Shakespeare Connected - Discovering the Guild Chapel
The Dance of Death: reconstruction drawing by Wilfred Puddephat
The Dance of Death was first recorded as being painted on the walls of the Cemetery of the Innocents in Paris in 1424/5. Its central theme was that everyone, regardless of status, must die, and that Death made no distinction between rich and poor, young or old. The verses of the poem were accompanied by depictions of individuals of every rank, from Popes, kings and bishops, to merchants, artisans and even children, dancing with grisly corpses in various states of decay. The Dance of Death spread to England through a manuscript translation by the Benedictine monk and poet, John Lydgate. In 1430, a painted scheme of the Dance of Death was commissioned for the ‘Pardon churchyard’ of Old St.

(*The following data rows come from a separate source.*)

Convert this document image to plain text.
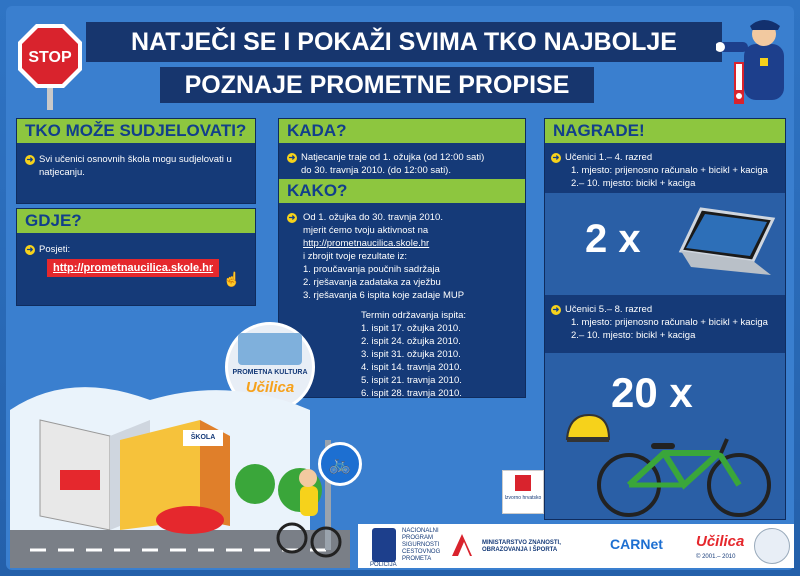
STOP
NATJEČI SE I POKAŽI SVIMA TKO NAJBOLJE
POZNAJE PROMETNE PROPISE
TKO MOŽE SUDJELOVATI?
➜ Svi učenici osnovnih škola mogu sudjelovati u
natjecanju.
GDJE?
➜ Posjeti:
http://prometnaucilica.skole.hr
☝
KADA?
➜ Natjecanje traje od 1. ožujka (od 12:00 sati)
do 30. travnja 2010. (do 12:00 sati).
KAKO?
➜ Od 1. ožujka do 30. travnja 2010.
mjerit ćemo tvoju aktivnost na
http://prometnaucilica.skole.hr
i zbrojit tvoje rezultate iz:
1. proučavanja poučnih sadržaja
2. rješavanja zadataka za vježbu
3. rješavanja 6 ispita koje zadaje MUP
Termin održavanja ispita:
1. ispit 17. ožujka 2010.
2. ispit 24. ožujka 2010.
3. ispit 31. ožujka 2010.
4. ispit 14. travnja 2010.
5. ispit 21. travnja 2010.
6. ispit 28. travnja 2010.
NAGRADE!
➜ Učenici 1.– 4. razred
1. mjesto: prijenosno računalo + bicikl + kaciga
2.– 10. mjesto: bicikl + kaciga
2 x
➜ Učenici 5.– 8. razred
1. mjesto: prijenosno računalo + bicikl + kaciga
2.– 10. mjesto: bicikl + kaciga
20 x
PROMETNA KULTURA
Učilica
ŠKOLA
🚲
Izvorno hrvatsko
POLICIJA
NACIONALNI
PROGRAM
SIGURNOSTI
CESTOVNOG
PROMETA
MINISTARSTVO ZNANOSTI, OBRAZOVANJA I ŠPORTA	CARNet Učilica
© 2001.– 2010
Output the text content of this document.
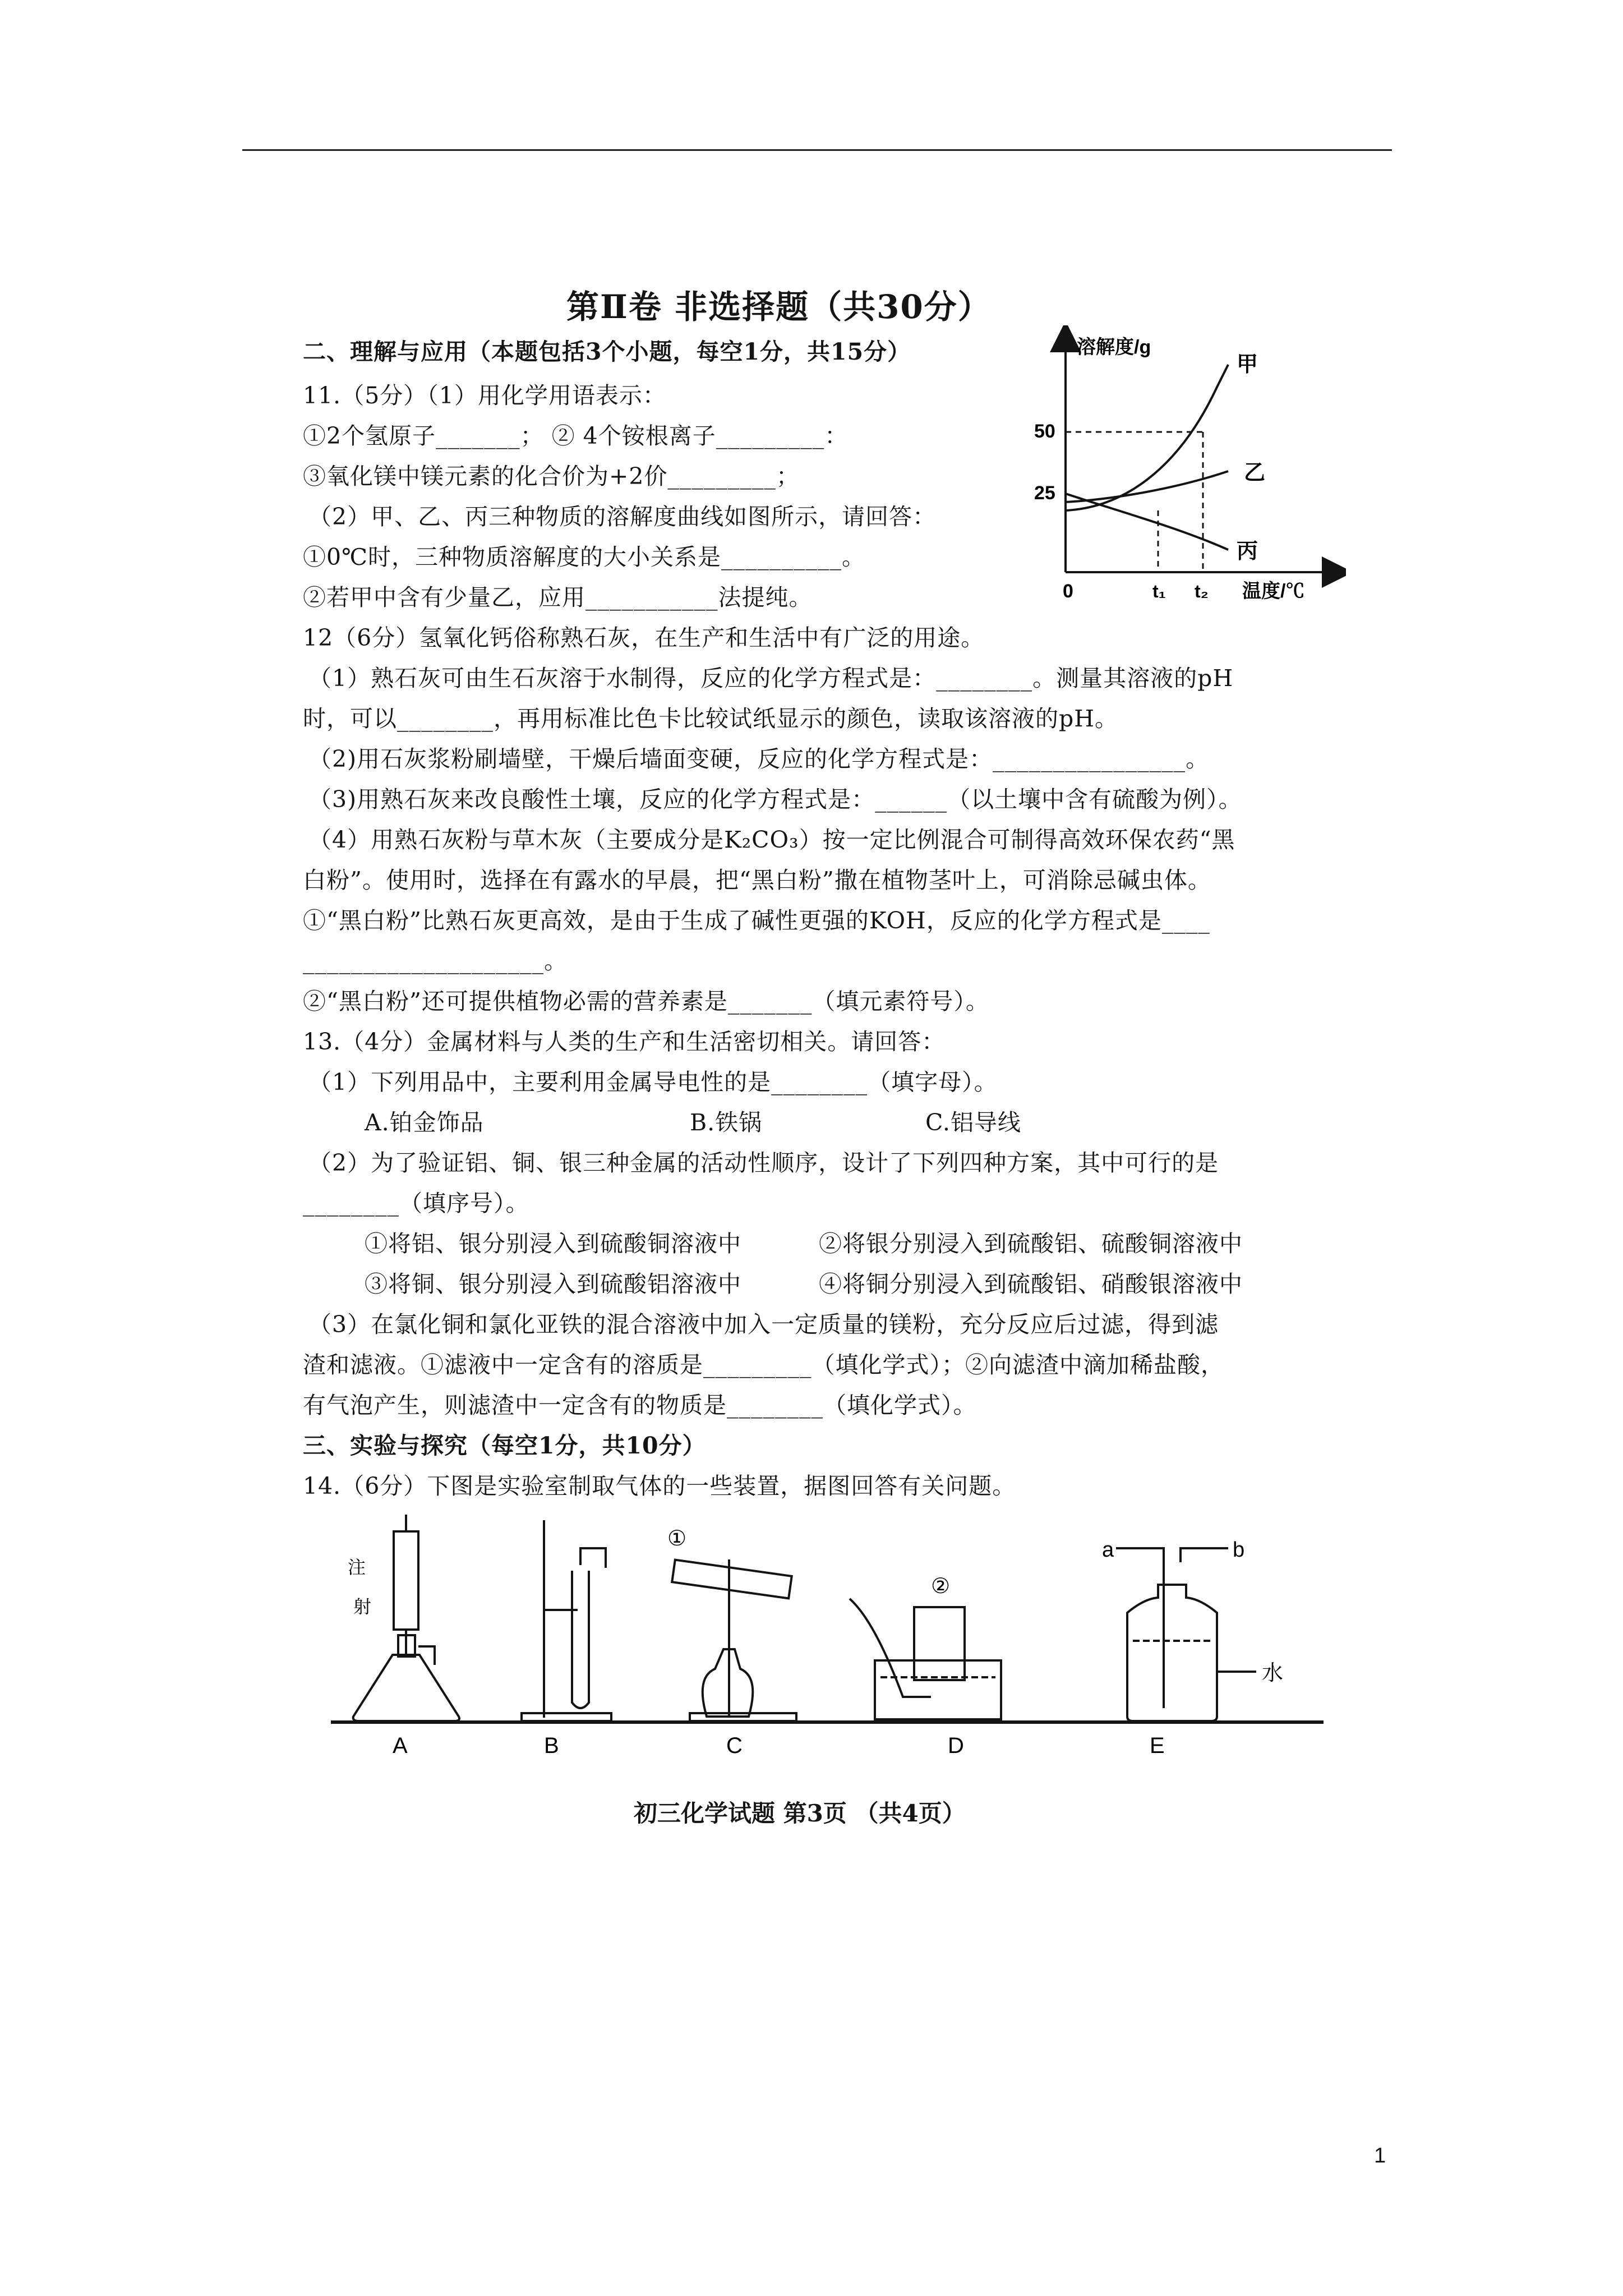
第Ⅱ卷 非选择题（共30分）
二、理解与应用（本题包括3个小题，每空1分，共15分）
11.（5分）（1）用化学用语表示：
①2个氢原子_______； ② 4个铵根离子_________：
③氧化镁中镁元素的化合价为+2价_________；
（2）甲、乙、丙三种物质的溶解度曲线如图所示，请回答：
①0℃时，三种物质溶解度的大小关系是__________。
②若甲中含有少量乙，应用___________法提纯。
12（6分）氢氧化钙俗称熟石灰，在生产和生活中有广泛的用途。
（1）熟石灰可由生石灰溶于水制得，反应的化学方程式是：________。测量其溶液的pH
时，可以________，再用标准比色卡比较试纸显示的颜色，读取该溶液的pH。
（2)用石灰浆粉刷墙壁，干燥后墙面变硬，反应的化学方程式是：________________。
（3)用熟石灰来改良酸性土壤，反应的化学方程式是：______（以土壤中含有硫酸为例）。
（4）用熟石灰粉与草木灰（主要成分是K₂CO₃）按一定比例混合可制得高效环保农药“黑
白粉”。使用时，选择在有露水的早晨，把“黑白粉”撒在植物茎叶上，可消除忌碱虫体。
①“黑白粉”比熟石灰更高效，是由于生成了碱性更强的KOH，反应的化学方程式是____
____________________。
②“黑白粉”还可提供植物必需的营养素是_______（填元素符号）。
13.（4分）金属材料与人类的生产和生活密切相关。请回答：
（1）下列用品中，主要利用金属导电性的是________（填字母）。
A.铂金饰品	B.铁锅	C.铝导线
（2）为了验证铝、铜、银三种金属的活动性顺序，设计了下列四种方案，其中可行的是
________（填序号）。
①将铝、银分别浸入到硫酸铜溶液中	②将银分别浸入到硫酸铝、硫酸铜溶液中
③将铜、银分别浸入到硫酸铝溶液中	④将铜分别浸入到硫酸铝、硝酸银溶液中
（3）在氯化铜和氯化亚铁的混合溶液中加入一定质量的镁粉，充分反应后过滤，得到滤
渣和滤液。①滤液中一定含有的溶质是_________（填化学式）；②向滤渣中滴加稀盐酸，
有气泡产生，则滤渣中一定含有的物质是________（填化学式）。
三、实验与探究（每空1分，共10分）
14.（6分）下图是实验室制取气体的一些装置，据图回答有关问题。
溶解度/g
温度/℃
0
50
25
t₁ t₂
甲
乙
丙
注
射
A	B
①
C
②
D
a	b
水
E
初三化学试题 第3页 （共4页）
1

Paul’s cathedral by the wealthy London town clerk, John Carpenter (1371/2-1442). Hugh Clopton would have been very familiar with St. Paul’s Dance of Death and Stratford upon Avon is likely to have been inspired by it. It is possible that the Dance survived the Reformation and was seen by William Shakespeare in the 1570s.
Puddephat’s reconstruction drawing was the product of careful study of the surviving painting and the comparative analysis of surviving manuscripts in the Bodleian Library.